An Overview of the Colorado New Construction Financing Process
Financing new home construction involves several key steps:
- Choose a location, builder, and floor plan. Once these have been determined, a construction budget can be outlined and agreed upon. It is important to keep your Realtor involved in your thought process as you start thinking about building a new home.
- At the same time, you should start working with a mortgage consultant regarding permanent financing. The permanent financing should be designed around your financial goals and needs. This process also helps determine a potential price range. Buyers starting this process should have an idea of their monthly payment comfort zone (How much do I want to spend each month on my new home?). Permanent financing takes into consideration a number of different factors.
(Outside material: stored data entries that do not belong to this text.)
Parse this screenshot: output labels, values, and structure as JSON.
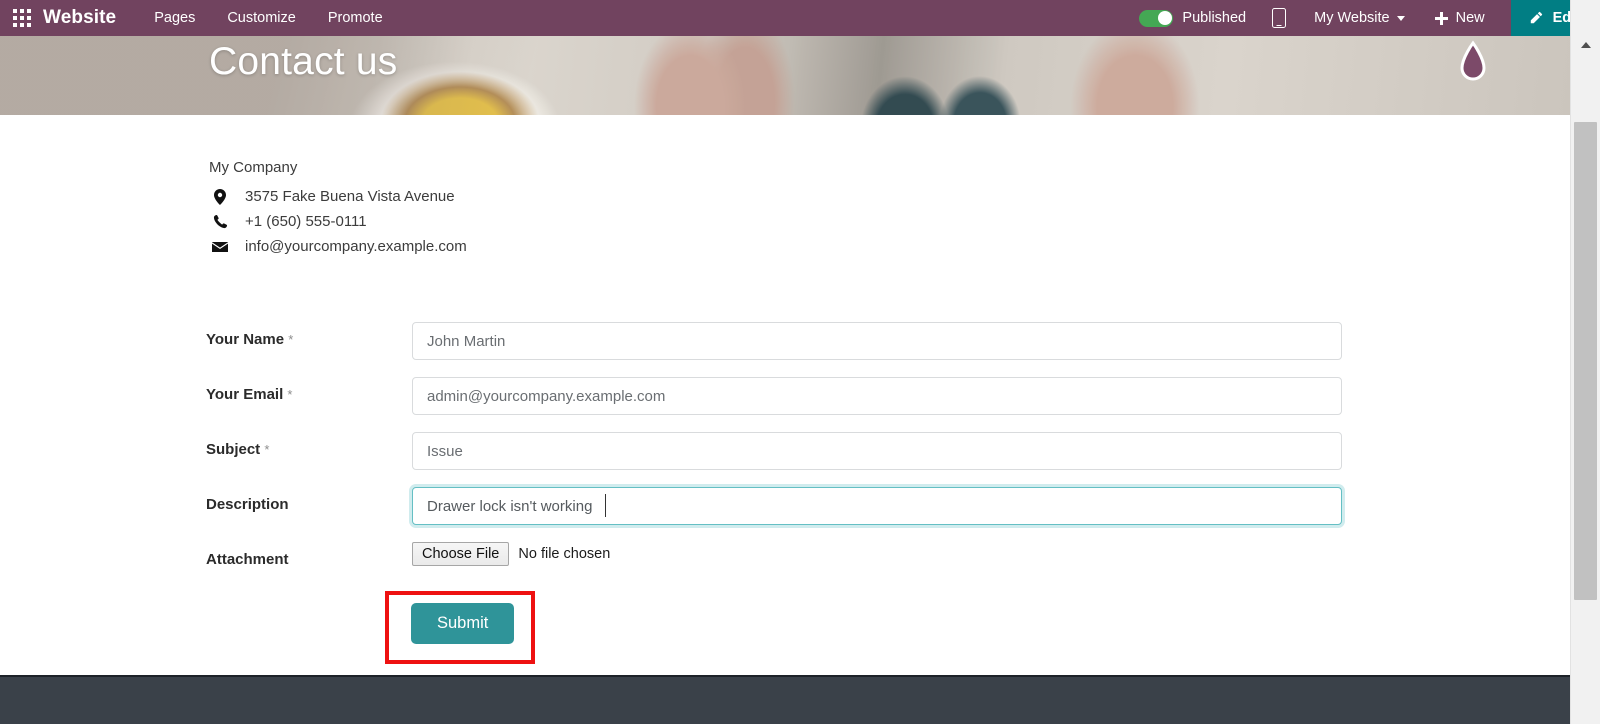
{
  "topbar": {
    "apps_icon": "apps-grid-icon",
    "brand": "Website",
    "menu": [
      "Pages",
      "Customize",
      "Promote"
    ],
    "published_label": "Published",
    "published_state": "on",
    "mobile_icon": "mobile-preview-icon",
    "site_selector": "My Website",
    "new_label": "New",
    "edit_label": "Edit",
    "colors": {
      "bar_bg": "#71435f",
      "edit_bg": "#017e84",
      "toggle_on": "#44a854"
    }
  },
  "hero": {
    "title": "Contact us",
    "logo_icon": "water-drop-logo-icon"
  },
  "company": {
    "name": "My Company",
    "address": "3575 Fake Buena Vista Avenue",
    "phone": "+1 (650) 555-0111",
    "email": "info@yourcompany.example.com",
    "address_icon": "map-pin-icon",
    "phone_icon": "phone-icon",
    "email_icon": "envelope-icon"
  },
  "form": {
    "fields": [
      {
        "label": "Your Name",
        "required": "*",
        "value": "John Martin",
        "placeholder": "Your Name",
        "focused": false
      },
      {
        "label": "Your Email",
        "required": "*",
        "value": "admin@yourcompany.example.com",
        "placeholder": "Your Email",
        "focused": false
      },
      {
        "label": "Subject",
        "required": "*",
        "value": "Issue",
        "placeholder": "Subject",
        "focused": false
      },
      {
        "label": "Description",
        "required": "",
        "value": "Drawer lock isn't working",
        "placeholder": "Description",
        "focused": true
      }
    ],
    "attachment": {
      "label": "Attachment",
      "button_label": "Choose File",
      "status": "No file chosen"
    },
    "submit_label": "Submit",
    "submit_color": "#2f9499",
    "highlight_color": "#ee1111"
  }
}
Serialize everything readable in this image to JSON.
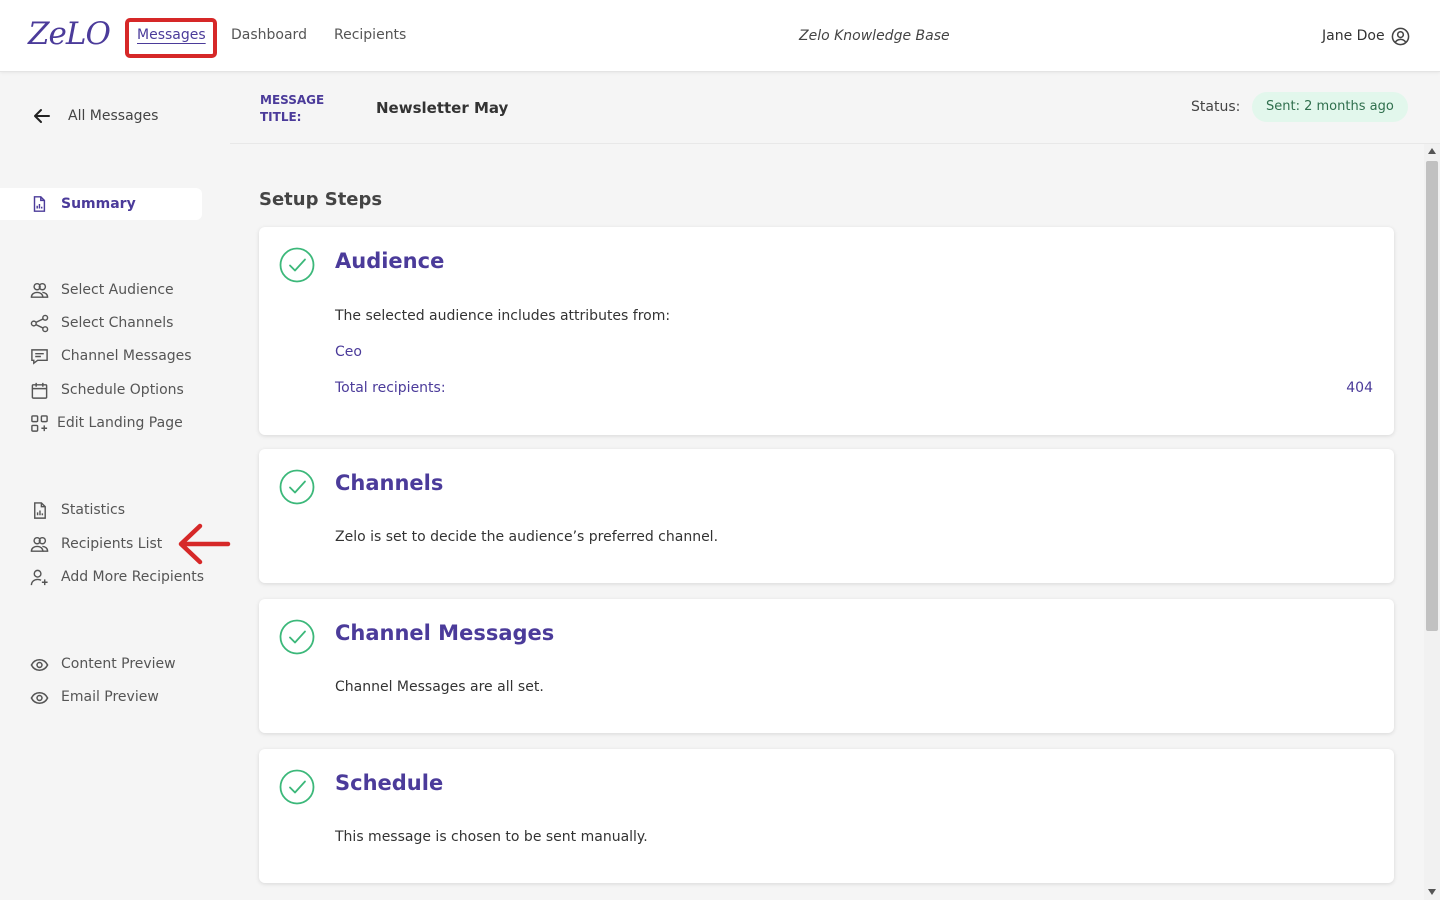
{
  "brand": {
    "logo_text": "ZeLO"
  },
  "topnav": {
    "items": [
      {
        "label": "Messages"
      },
      {
        "label": "Dashboard"
      },
      {
        "label": "Recipients"
      }
    ],
    "knowledge_base": "Zelo Knowledge Base",
    "user_name": "Jane Doe"
  },
  "sidebar": {
    "back_label": "All Messages",
    "summary_label": "Summary",
    "groups": [
      [
        {
          "label": "Select Audience",
          "icon": "users-icon"
        },
        {
          "label": "Select Channels",
          "icon": "share-icon"
        },
        {
          "label": "Channel Messages",
          "icon": "message-icon"
        },
        {
          "label": "Schedule Options",
          "icon": "calendar-icon"
        },
        {
          "label": "Edit Landing Page",
          "icon": "grid-add-icon"
        }
      ],
      [
        {
          "label": "Statistics",
          "icon": "report-icon"
        },
        {
          "label": "Recipients List",
          "icon": "users-icon"
        },
        {
          "label": "Add More Recipients",
          "icon": "user-plus-icon"
        }
      ],
      [
        {
          "label": "Content Preview",
          "icon": "eye-icon"
        },
        {
          "label": "Email Preview",
          "icon": "eye-icon"
        }
      ]
    ]
  },
  "header": {
    "title_label": "MESSAGE TITLE:",
    "title": "Newsletter May",
    "status_label": "Status:",
    "status_value": "Sent: 2 months ago"
  },
  "main": {
    "heading": "Setup Steps",
    "cards": [
      {
        "title": "Audience",
        "text": "The selected audience includes attributes from:",
        "attribute": "Ceo",
        "total_label": "Total recipients:",
        "total_value": "404"
      },
      {
        "title": "Channels",
        "text": "Zelo is set to decide the audience’s preferred channel."
      },
      {
        "title": "Channel Messages",
        "text": "Channel Messages are all set."
      },
      {
        "title": "Schedule",
        "text": "This message is chosen to be sent manually."
      }
    ]
  },
  "colors": {
    "accent": "#4b3b9a",
    "highlight": "#d62828",
    "status_bg": "#e2f7ec",
    "check": "#3cb87a"
  }
}
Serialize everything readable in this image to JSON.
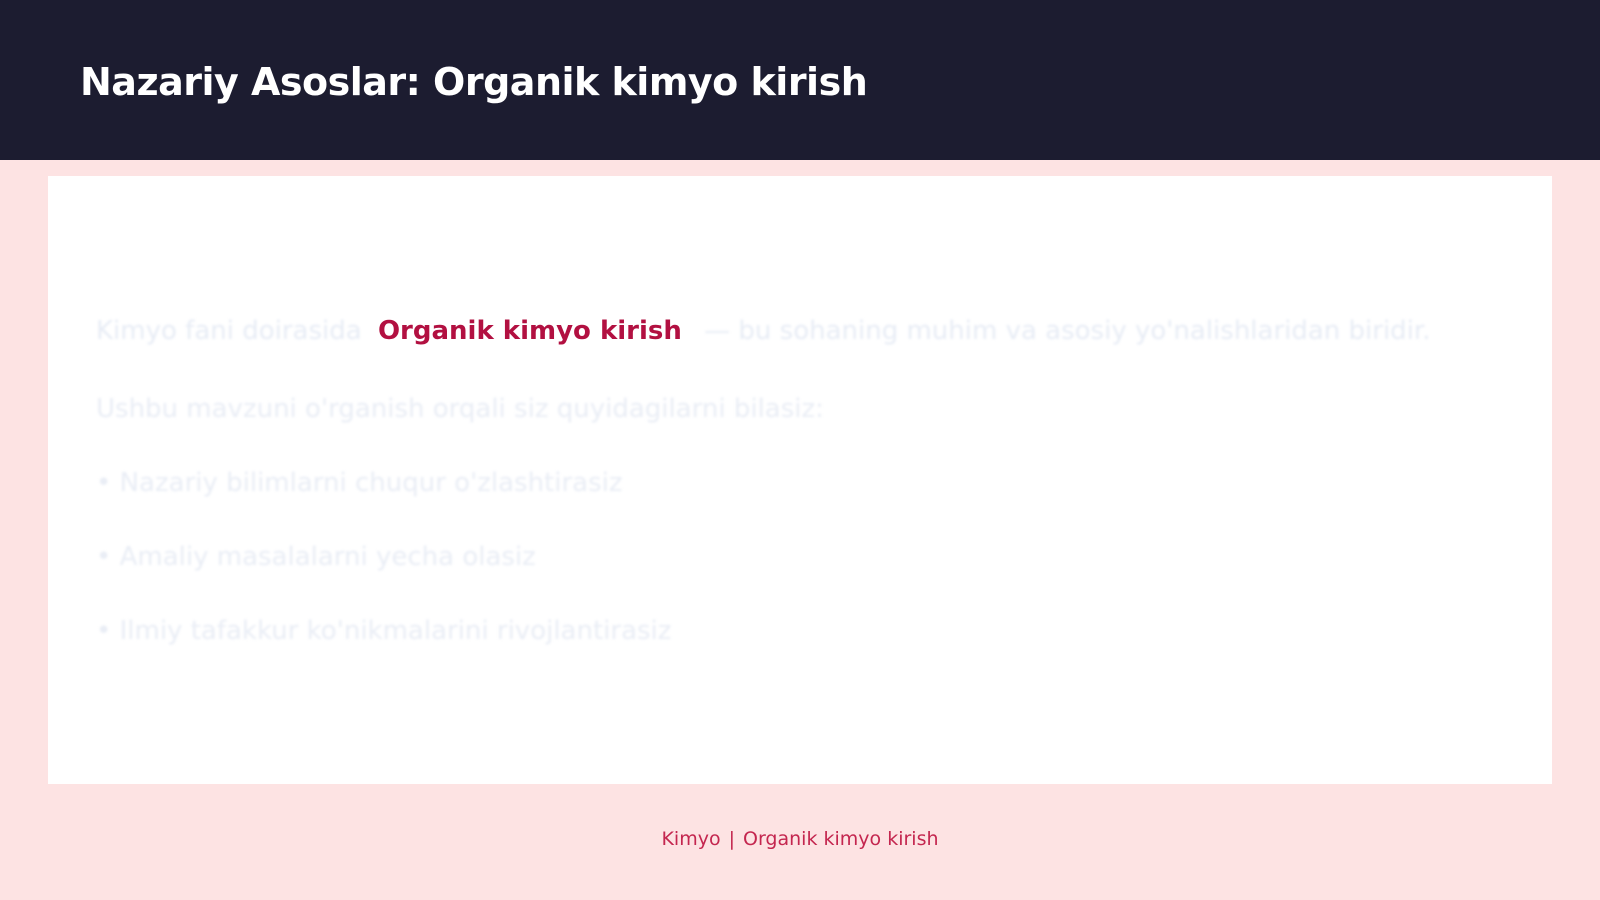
{
  "header": {
    "title": "Nazariy Asoslar: Organik kimyo kirish"
  },
  "content": {
    "intro_before": "Kimyo fani doirasida",
    "intro_keyword": "Organik kimyo kirish",
    "intro_after": "— bu sohaning muhim va asosiy yo'nalishlaridan biridir.",
    "lead": "Ushbu mavzuni o'rganish orqali siz quyidagilarni bilasiz:",
    "bullets": [
      "• Nazariy bilimlarni chuqur o'zlashtirasiz",
      "• Amaliy masalalarni yecha olasiz",
      "• Ilmiy tafakkur ko'nikmalarini rivojlantirasiz"
    ]
  },
  "footer": {
    "subject": "Kimyo",
    "separator": "|",
    "topic": "Organik kimyo kirish"
  }
}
- Construction financing will be obtained once permanent financing has been secured, so it is important that you be preapproved with your mortgage consultant early in the process of thinking about building a new home. Your mortgage consultant will take care of connecting you with a construction lender and facilitate the construction loan approval process.
- Typically the lot is purchased and construction can begin on your new home when the construction loan is closed.
- Monthly draws against your construction loan pay for the construction of your new home. You make monthly payments on your construction loan that are based on the outstanding balance. In some cases your payment on the construction loan can be built into the loan itself, eliminating your out-of-pocket costs during the construction process.
- Once your new home is completed, you close on your permanent financing (or the loan converts to a permanent loan, depending on whether you've engaged a one close or two close construction loan) and begin making monthly mortgage payments.
- Many times permanent and construction financing can be secured without having to put money into the transaction. The end result can be a new home with a mortgage for 80% of the appraised value - having put no equity into the process. This is achieved by evaluating the difference between the cost of building and the final value of the home once it is built utilizing two close construction financing.